Ellis M J, Coop A, Singh B, Mauriac L, Llombert-Cussac A, Jänicke F, Miller W R, Evans D B, Dugan M, Brady C, Quebe-Fehling E, Borgs M
Duke University Breast Cancer Program, Duke University Comprehensive Cancer Center, Durham, NC 27710, USA.
J Clin Oncol. 2001 Sep 15;19(18):3808-16. doi: 10.1200/JCO.2001.19.18.3808.
Expression of ErbB-1 and ErbB-2 (epidermal growth factor receptor and HER2/neu) in breast cancer may cause tamoxifen resistance, but not all studies concur. Additionally, the relationship between ErbB-1 and ErbB-2 expression and response to selective aromatase inhibitors is unknown. A neoadjuvant study for primary breast cancer that randomized treatment between letrozole and tamoxifen provided a context within which these issues could be addressed prospectively.
Postmenopausal patients with estrogen- and/or progesterone receptor-positive (ER+ and/or PgR+) primary breast cancer ineligible for breast-conserving surgery were randomly assigned to 4 months of neoadjuvant letrozole 2.5 mg daily or tamoxifen 20 mg daily in a double-blinded study.

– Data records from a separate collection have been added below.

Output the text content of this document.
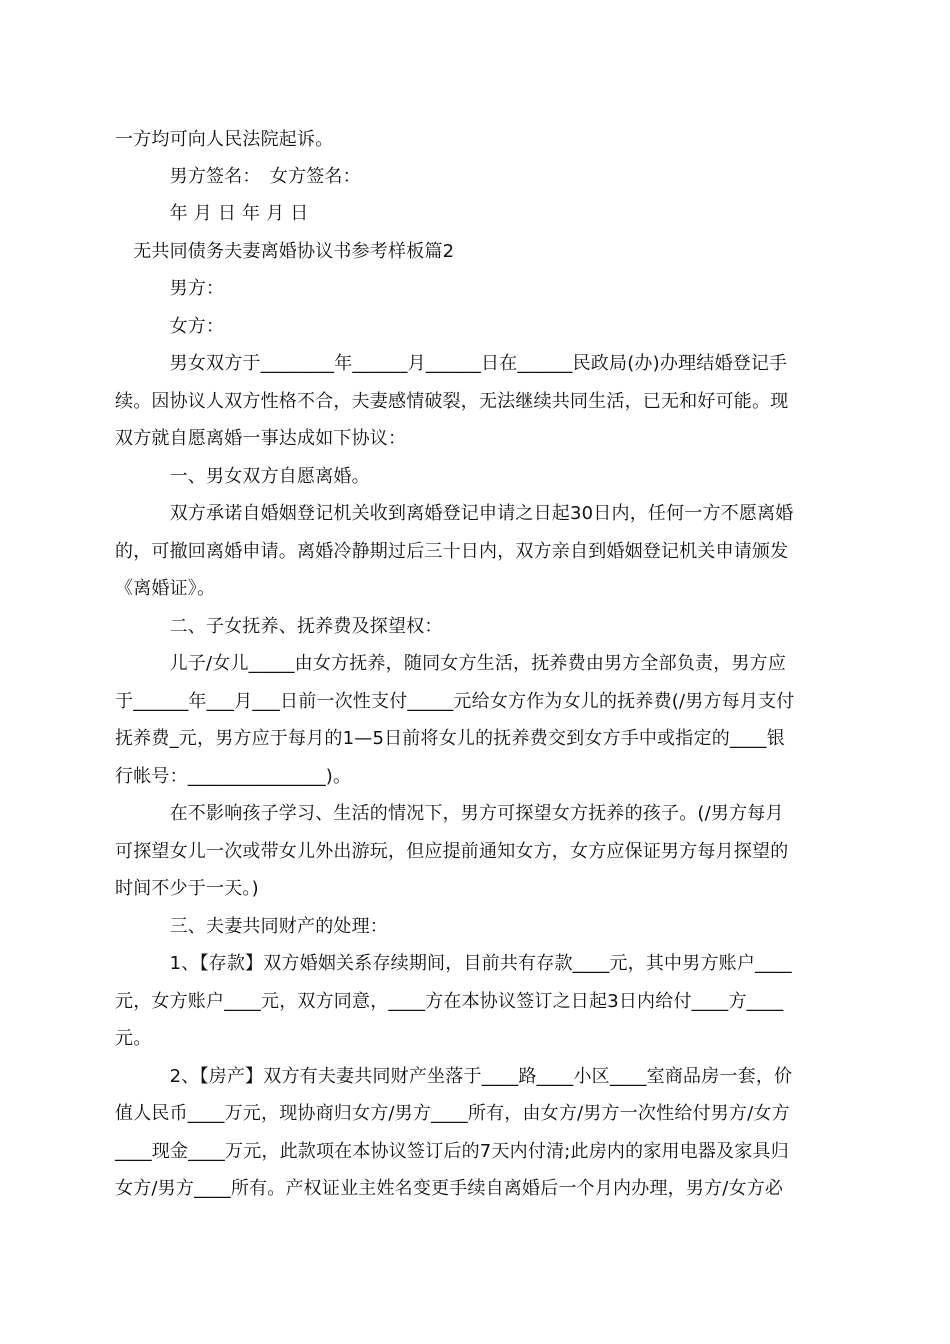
一方均可向人民法院起诉。
　　　男方签名：　女方签名：
　　　年 月 日 年 月 日
　无共同债务夫妻离婚协议书参考样板篇2
　　　男方：
　　　女方：
　　　男女双方于________年______月______日在______民政局(办)办理结婚登记手
续。因协议人双方性格不合，夫妻感情破裂，无法继续共同生活，已无和好可能。现
双方就自愿离婚一事达成如下协议：
　　　一、男女双方自愿离婚。
　　　双方承诺自婚姻登记机关收到离婚登记申请之日起30日内，任何一方不愿离婚
的，可撤回离婚申请。离婚冷静期过后三十日内，双方亲自到婚姻登记机关申请颁发
《离婚证》。
　　　二、子女抚养、抚养费及探望权：
　　　儿子/女儿_____由女方抚养，随同女方生活，抚养费由男方全部负责，男方应
于______年___月___日前一次性支付_____元给女方作为女儿的抚养费(/男方每月支付
抚养费_元，男方应于每月的1—5日前将女儿的抚养费交到女方手中或指定的____银
行帐号：_______________)。
　　　在不影响孩子学习、生活的情况下，男方可探望女方抚养的孩子。(/男方每月
可探望女儿一次或带女儿外出游玩，但应提前通知女方，女方应保证男方每月探望的
时间不少于一天。)
　　　三、夫妻共同财产的处理：
　　　1、【存款】双方婚姻关系存续期间，目前共有存款____元，其中男方账户____
元，女方账户____元，双方同意，____方在本协议签订之日起3日内给付____方____
元。
　　　2、【房产】双方有夫妻共同财产坐落于____路____小区____室商品房一套，价
值人民币____万元，现协商归女方/男方____所有，由女方/男方一次性给付男方/女方
____现金____万元，此款项在本协议签订后的7天内付清;此房内的家用电器及家具归
女方/男方____所有。产权证业主姓名变更手续自离婚后一个月内办理，男方/女方必
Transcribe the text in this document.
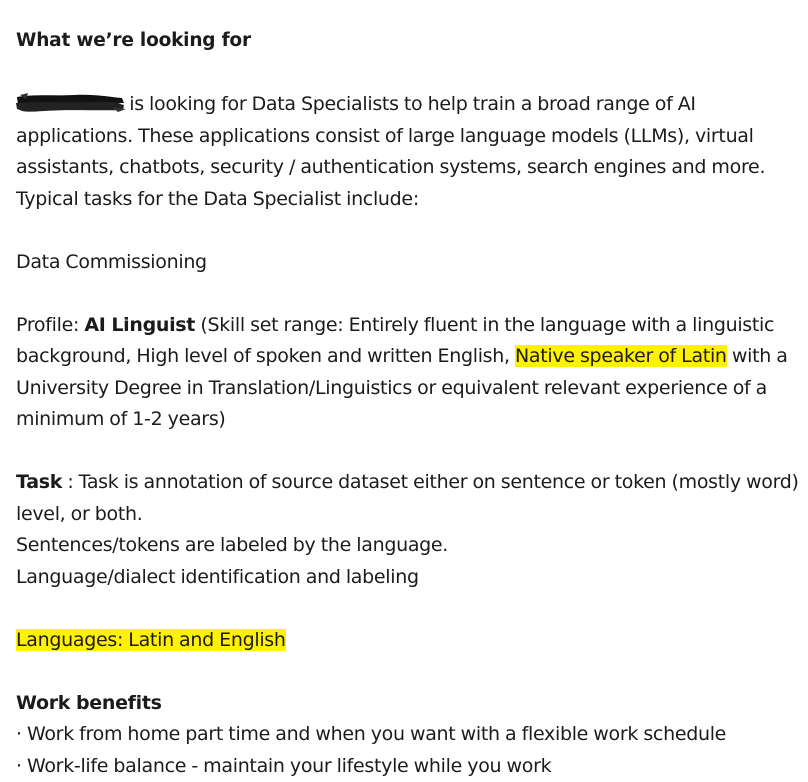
What we’re looking for
is looking for Data Specialists to help train a broad range of AI
applications. These applications consist of large language models (LLMs), virtual
assistants, chatbots, security / authentication systems, search engines and more.
Typical tasks for the Data Specialist include:
Data Commissioning
Profile: AI Linguist (Skill set range: Entirely fluent in the language with a linguistic
background, High level of spoken and written English, Native speaker of Latin with a
University Degree in Translation/Linguistics or equivalent relevant experience of a
minimum of 1-2 years)
Task : Task is annotation of source dataset either on sentence or token (mostly word)
level, or both.
Sentences/tokens are labeled by the language.
Language/dialect identification and labeling
Languages: Latin and English
Work benefits
· Work from home part time and when you want with a flexible work schedule
· Work-life balance - maintain your lifestyle while you work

Immunohistochemistry (IHC) for ER and PgR was conducted on pretreatment biopsies and assessed by the Allred score. ErbB-1 and ErbB-2 IHC were assessed by intensity and completeness of membranous staining according to published criteria.
For study biopsy-confirmed ER+ and/or PgR+ cases that received letrozole, 60% responded and 48% underwent successful breast-conserving surgery. The response to tamoxifen was inferior (41%, P =.004), and fewer patients underwent breast conservation (36%, P =.036). Differences in response rates between letrozole and tamoxifen were most marked for tumors that were positive for ErbB-1 and/or ErbB-2 and ER (88% v 21%, P =.0004).
ER+, ErbB-1+, and/or ErbB-2+ primary breast cancer responded well to letrozole, but responses to tamoxifen were infrequent. This suggests that ErbB-1 and ErbB-2 signaling through ER is ligand-dependent and that the growth-promoting effects of these receptor tyrosine kinases on ER+ breast cancer can be inhibited by potent estrogen deprivation therapy.
乳腺癌中表皮生长因子受体(ErbB-1)和人表皮生长因子受体2(HER2/neu,即ErbB-2)的表达可能导致他莫昔芬耐药,但并非所有研究都认同这一点。此外,ErbB-1和ErbB-2表达与选择性芳香化酶抑制剂反应之间的关系尚不清楚。一项针对原发性乳腺癌的新辅助研究将来曲唑和他莫昔芬的治疗进行随机分组,为前瞻性解决这些问题提供了背景。
在一项双盲研究中,将不符合保乳手术条件的绝经后雌激素和/或孕激素受体阳性(ER+和/或PgR+)原发性乳腺癌患者随机分配,分别每日接受2.5mg来曲唑或20mg他莫昔芬的新辅助治疗,为期4个月。对治疗前活检组织进行雌激素受体(ER)和孕激素受体(PgR)的免疫组织化学(IHC)检测,并根据Allred评分进行评估。根据已发表的标准,通过膜染色的强度和完整性对ErbB-1和ErbB-2进行免疫组织化学检测。
对于经研究活检确诊为ER+和/或PgR+且接受来曲唑治疗的病例,60%有反应,48%成功接受了保乳手术。他莫昔芬的反应较差(41%,P = 0.004),接受保乳手术的患者较少(36%,P = 0.036)。对于ErbB-1和/或ErbB-2以及ER阳性的肿瘤,来曲唑和他莫昔芬之间的反应率差异最为明显(88%对21%,P = 0.0004)。
ER+、ErbB-1+和/或ErbB-2+原发性乳腺癌对来曲唑反应良好,但对他莫昔芬反应较少。这表明通过雌激素受体的ErbB-1和ErbB-2信号传导是配体依赖性的,并且这些受体酪氨酸激酶对ER+乳腺癌的促生长作用可被有效的雌激素剥夺疗法抑制。